A GMKtec or a Framework desktop with a Strix Halo/AI Max CPU is about the cheapest way to run a model that needs to fit into about 120GB of memory. Macs have twice the memory bandwidth of these units, so will run significantly faster, but they're also much more expensive. Technically, you could run these models on any desktop PC with 128GB of RAM, but that's a whole different level of "dog slow." It really depends on how much you're prepared to pay to run these bigger models locally.
from the .de website I see 2000eur for the 128GB, But looking at the shipping info, it sounds like it might still be shipped from .cn: ´Please ensure you can handle customs clearance and taxes yourself.´
Also it is Windows 11 which is a big No from me.
But if this is the start of the local big model capable hardware it looks quite hopeful.
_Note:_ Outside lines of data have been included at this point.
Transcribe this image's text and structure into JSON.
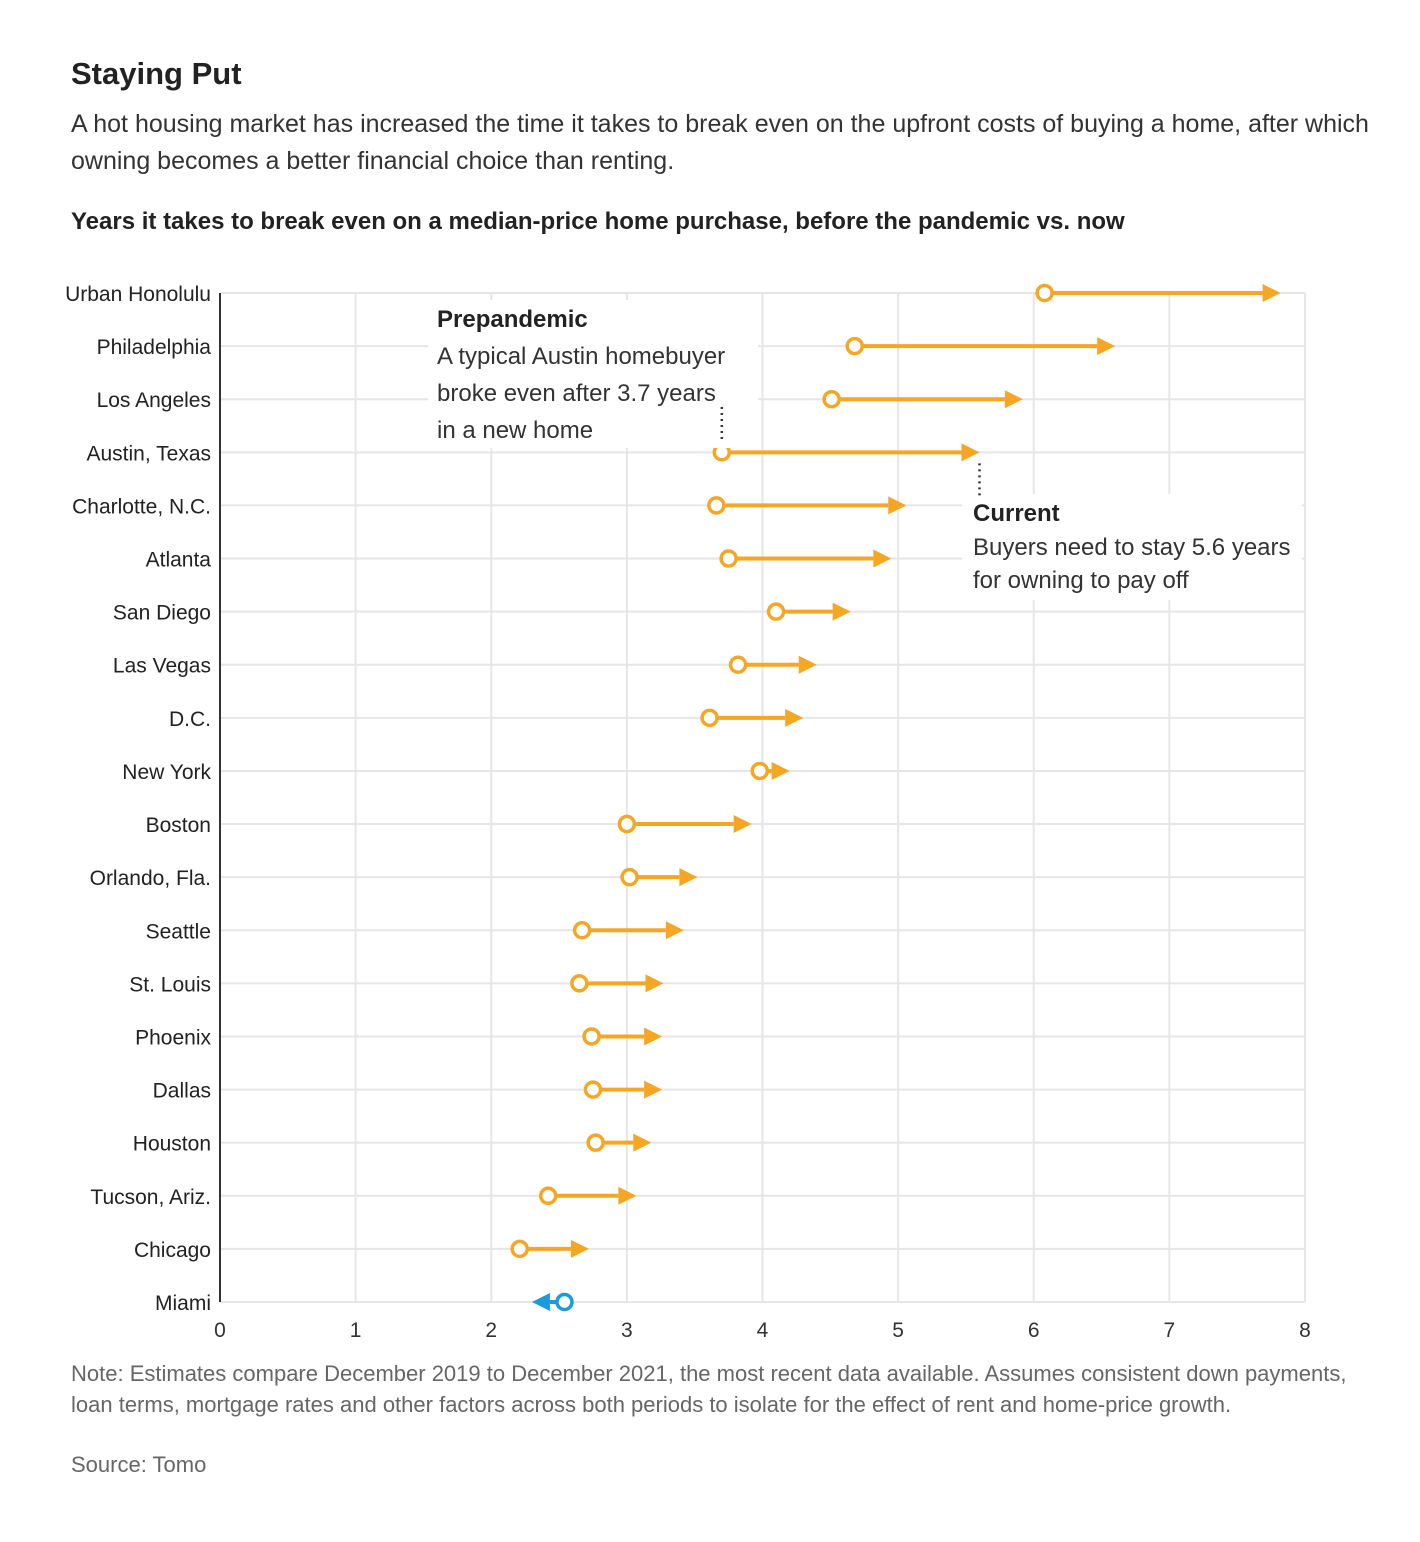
{
  "header": {
    "title": "Staying Put",
    "subtitle": "A hot housing market has increased the time it takes to break even on the upfront costs of buying a home, after which owning becomes a better financial choice than renting."
  },
  "footer": {
    "note": "Note: Estimates compare December 2019 to December 2021, the most recent data available. Assumes consistent down payments, loan terms, mortgage rates and other factors across both periods to isolate for the effect of rent and home-price growth.",
    "source": "Source: Tomo"
  },
  "colors": {
    "increase": "#f5a623",
    "decrease": "#1a9bdc",
    "grid": "#e6e6e6",
    "axis": "#333333",
    "text": "#222222"
  },
  "chart_data": {
    "type": "dumbbell-arrow",
    "title": "Years it takes to break even on a median-price home purchase, before the pandemic vs. now",
    "xlabel": "",
    "ylabel": "",
    "xlim": [
      0,
      8
    ],
    "xticks": [
      0,
      1,
      2,
      3,
      4,
      5,
      6,
      7,
      8
    ],
    "grid": true,
    "series": [
      {
        "name": "Prepandemic",
        "marker": "open circle"
      },
      {
        "name": "Current",
        "marker": "arrowhead"
      }
    ],
    "rows": [
      {
        "city": "Urban Honolulu",
        "before": 6.08,
        "now": 7.82
      },
      {
        "city": "Philadelphia",
        "before": 4.68,
        "now": 6.6
      },
      {
        "city": "Los Angeles",
        "before": 4.51,
        "now": 5.92
      },
      {
        "city": "Austin, Texas",
        "before": 3.7,
        "now": 5.6
      },
      {
        "city": "Charlotte, N.C.",
        "before": 3.66,
        "now": 5.06
      },
      {
        "city": "Atlanta",
        "before": 3.75,
        "now": 4.95
      },
      {
        "city": "San Diego",
        "before": 4.1,
        "now": 4.65
      },
      {
        "city": "Las Vegas",
        "before": 3.82,
        "now": 4.4
      },
      {
        "city": "D.C.",
        "before": 3.61,
        "now": 4.3
      },
      {
        "city": "New York",
        "before": 3.98,
        "now": 4.2
      },
      {
        "city": "Boston",
        "before": 3.0,
        "now": 3.92
      },
      {
        "city": "Orlando, Fla.",
        "before": 3.02,
        "now": 3.52
      },
      {
        "city": "Seattle",
        "before": 2.67,
        "now": 3.42
      },
      {
        "city": "St. Louis",
        "before": 2.65,
        "now": 3.27
      },
      {
        "city": "Phoenix",
        "before": 2.74,
        "now": 3.26
      },
      {
        "city": "Dallas",
        "before": 2.75,
        "now": 3.26
      },
      {
        "city": "Houston",
        "before": 2.77,
        "now": 3.18
      },
      {
        "city": "Tucson, Ariz.",
        "before": 2.42,
        "now": 3.07
      },
      {
        "city": "Chicago",
        "before": 2.21,
        "now": 2.72
      },
      {
        "city": "Miami",
        "before": 2.54,
        "now": 2.3
      }
    ],
    "annotations": [
      {
        "id": "prepandemic",
        "heading": "Prepandemic",
        "lines": [
          "A typical Austin homebuyer",
          "broke even after 3.7 years",
          "in a new home"
        ]
      },
      {
        "id": "current",
        "heading": "Current",
        "lines": [
          "Buyers need to stay 5.6 years",
          "for owning to pay off"
        ]
      }
    ]
  }
}
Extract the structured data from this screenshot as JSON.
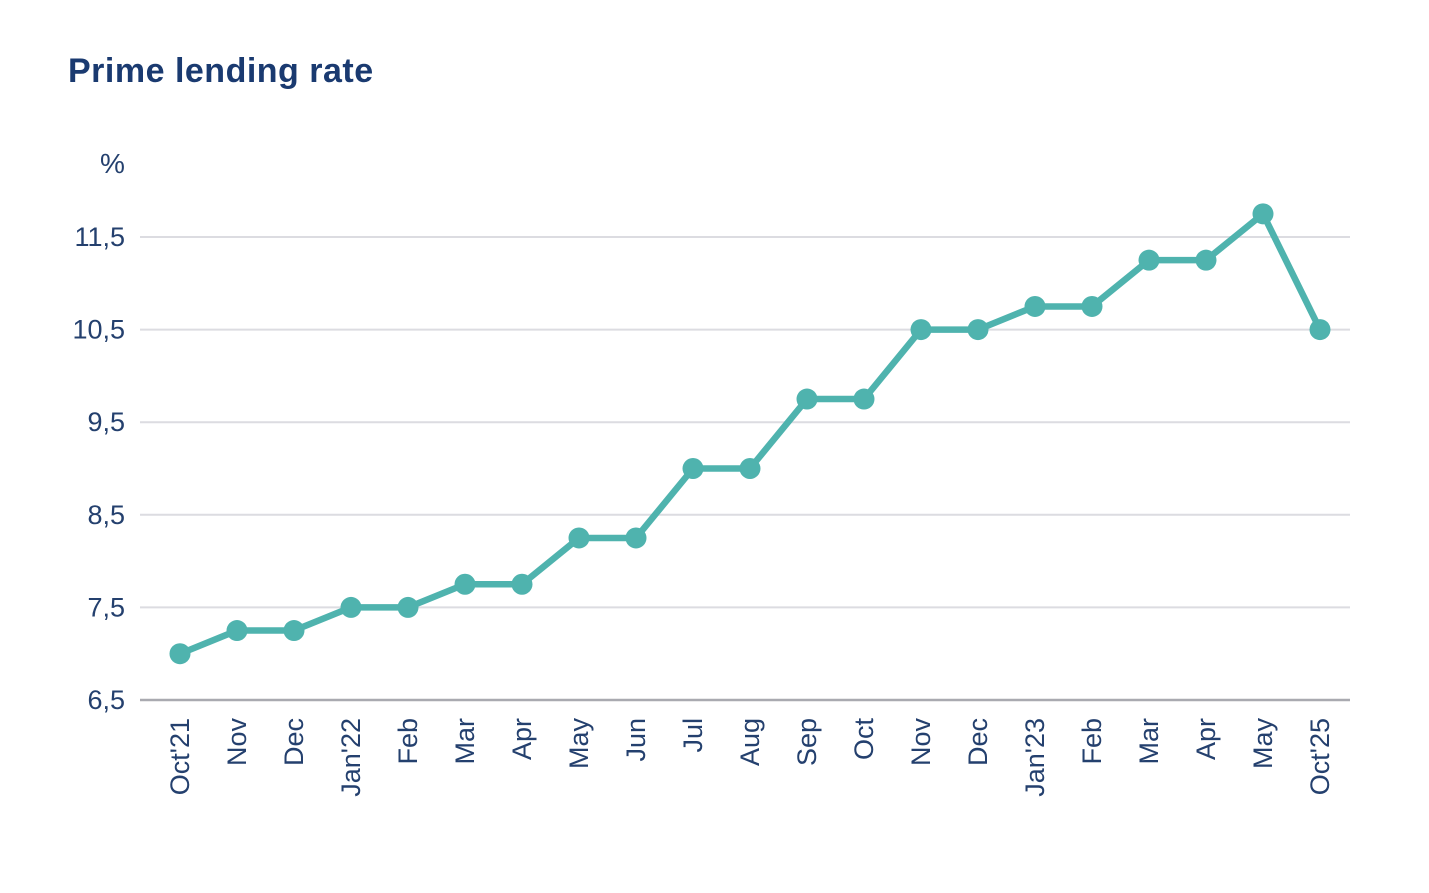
{
  "header": {
    "title": "Prime lending rate"
  },
  "chart_data": {
    "type": "line",
    "title": "Prime lending rate",
    "unit_label": "%",
    "xlabel": "",
    "ylabel": "%",
    "categories": [
      "Oct'21",
      "Nov",
      "Dec",
      "Jan'22",
      "Feb",
      "Mar",
      "Apr",
      "May",
      "Jun",
      "Jul",
      "Aug",
      "Sep",
      "Oct",
      "Nov",
      "Dec",
      "Jan'23",
      "Feb",
      "Mar",
      "Apr",
      "May",
      "Oct'25"
    ],
    "series": [
      {
        "name": "Prime lending rate",
        "values": [
          7.0,
          7.25,
          7.25,
          7.5,
          7.5,
          7.75,
          7.75,
          8.25,
          8.25,
          9.0,
          9.0,
          9.75,
          9.75,
          10.5,
          10.5,
          10.75,
          10.75,
          11.25,
          11.25,
          11.75,
          10.5
        ]
      }
    ],
    "y_ticks": [
      {
        "label": "11,5",
        "value": 11.5
      },
      {
        "label": "10,5",
        "value": 10.5
      },
      {
        "label": "9,5",
        "value": 9.5
      },
      {
        "label": "8,5",
        "value": 8.5
      },
      {
        "label": "7,5",
        "value": 7.5
      },
      {
        "label": "6,5",
        "value": 6.5
      }
    ],
    "ylim": [
      6.5,
      11.75
    ],
    "grid": true,
    "legend": "none",
    "decimal_separator": ",",
    "colors": {
      "line": "#4fb3ae",
      "marker": "#4fb3ae",
      "grid": "#dcdce1",
      "axis_baseline": "#a9aab0",
      "title": "#1a3a70",
      "tick_label": "#24406e",
      "background": "#ffffff"
    }
  }
}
A 2nd hand M2 128GB studio (which I can use Asahi on) is currently ~3600eur
When I was looking it was more like 1.6k euros, but still great price. Mac studio with M4 Max 16/40/16 with 128GB is double that. That's all within a range of "affordable". Now, if it's at least twice the speed, I don't see a reason not to. Even though my religion is against buying a mac as well.
edit, just took a look at amazon. GMKtec EVO-X2 AI, which is the AMD Ryzen AI Max+ 395 with 128GB of RAM is 3k euros. Mac M4 Max with 16 cores and 128 gigs is 4.4k euros. Damn, Europe. If you go with M4 Max with 14 cores, but still 16 cores of "Neural engine"... ah, you can't get 128 GB of RAM then. Classic Apple :)
edit2: look at gmktec site itself. machine is 2k euros there. Damn, amazon.
I have a M4 Max with 128 GB memory. Even on that machine I would not consider 70B+ models to be useable. Once you go below 20 tokens/s it becomes more like having a pen pal than an AI assistant.
MoE models can still be pretty fast. As are smaller models.
(This is mostly a warning for anyone who is enamored by the idea of running these things locally to make sure to test it before you spend a lot of money.)
Currently I'd probably say the Nvidia RTX pro 6000 is a Challenger if you want local models. It "only" has 96 GB of RAM, but it's very fast (1800 GB/s). If you can fit the model on it and it's good enough for your use case then it's probably worth it even at $10k.
Loooking closely, the shop does not seem to be located within the EU. And the 50€ discount does not apply to the 128GB config.
Also, if you are interested, it might help to have a look into the user forum: https://de.gmktec.com/community/xenforum
I will admit that the price difference was a big value differentiator for me since speed is not a priority ( playing with big models at a reasonable price is ).